Calcutta: Mouma Das believes she is better prepared for her adventures at the Athens Olympic Games than many of her predecessors for other Games. The main reason for this, she said on Tuesday, were her many recent international experiences that made her confident of being able to give a fight.

It was a good point that the 20-year-old talked about. Poulami Ghatak went to the Sydney Games with a fine performance back home, but slipped rather badly in Australia. “That was because she did not have the benefit of enough international exposure immediately before the Games, said Mouma, a good friend of Poulami, the Commonwealth topper.

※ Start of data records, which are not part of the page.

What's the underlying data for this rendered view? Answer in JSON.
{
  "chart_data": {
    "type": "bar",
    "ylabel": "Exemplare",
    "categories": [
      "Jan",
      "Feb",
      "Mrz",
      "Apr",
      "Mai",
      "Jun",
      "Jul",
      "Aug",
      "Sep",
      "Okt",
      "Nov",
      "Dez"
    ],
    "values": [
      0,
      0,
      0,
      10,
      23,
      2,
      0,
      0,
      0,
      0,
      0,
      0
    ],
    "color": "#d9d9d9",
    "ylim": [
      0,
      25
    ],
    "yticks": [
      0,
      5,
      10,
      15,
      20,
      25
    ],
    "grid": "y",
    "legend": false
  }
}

“I have been through three international meets lately — the world championship in Qatar (where we finished with gold in the second division), the SAF Games (where we got three golds), and the pre-Olympic meet (from where I qualified),” said Mouma.

The Class X Purba Kolkata Vidyalaya student will be missing her exams, but she is onto bigger things already. The main reason for her confidence has been the training under foreign coaches “especially Chinese coach Yin Wie.” “Not only did he do video analysis of our games and our strong and weak points, we were taught to analyse our own game,” said Mouma. “We were, for the first time, asked to keep a diary of our activity and our development. We were asked to think about our game when not in play, and we were also asked to read books.”

Mouma does not feel that Indian girls are in any way inferior to any of their Chinese or Korean counterparts. “I believe, and so does our coach, that physically we have made up the difference. I, for instance, need to improve on my service receiving and my forehand. I am working on this.”

Before leaving for Athens (on August 7), she will be under the training, for a while of national coach Kamlesh Mehta. “I will try and polish a few things there, in Delhi,” she said.

The basic fear that Mouma will have to overcome, though, is the big stage of the Olympic Games. “I have talked to Poulami about this, and I believe I have the determination to win. I think I can make it ahead of the group games and into the knockout stage, at least, if not a medal, a hope that I keep with me,” said Mouma, now ranked 165th in the world. “Much more will be clear when I get the final draw and know who I am playing.”

The new Asian junior champion Soumyajit Sarkar, who was also around at the Calcutta Sports Journalists’ Club press meet, talked on somewhat similar lines. He, too, does not believe Indians are any more in the red physically. The basics are okay, we need to prepare mentally, and we need to overcome our fears,” he said. “In the final, against my Korean opponent, I was trailing twice, but came back to win, simply because I believed I could beat him, and because I wanted to. I also did not let myself think I was playing a Korean. That helped.”

Sarkar felt much progress has been made by Indian paddlers in the last few years and results on the international stage say a lot on this. TTFI vice-president Prabir Mitra said the federation’s target was a world top-ten position for the country by 2010. “The results are coming through,” he said.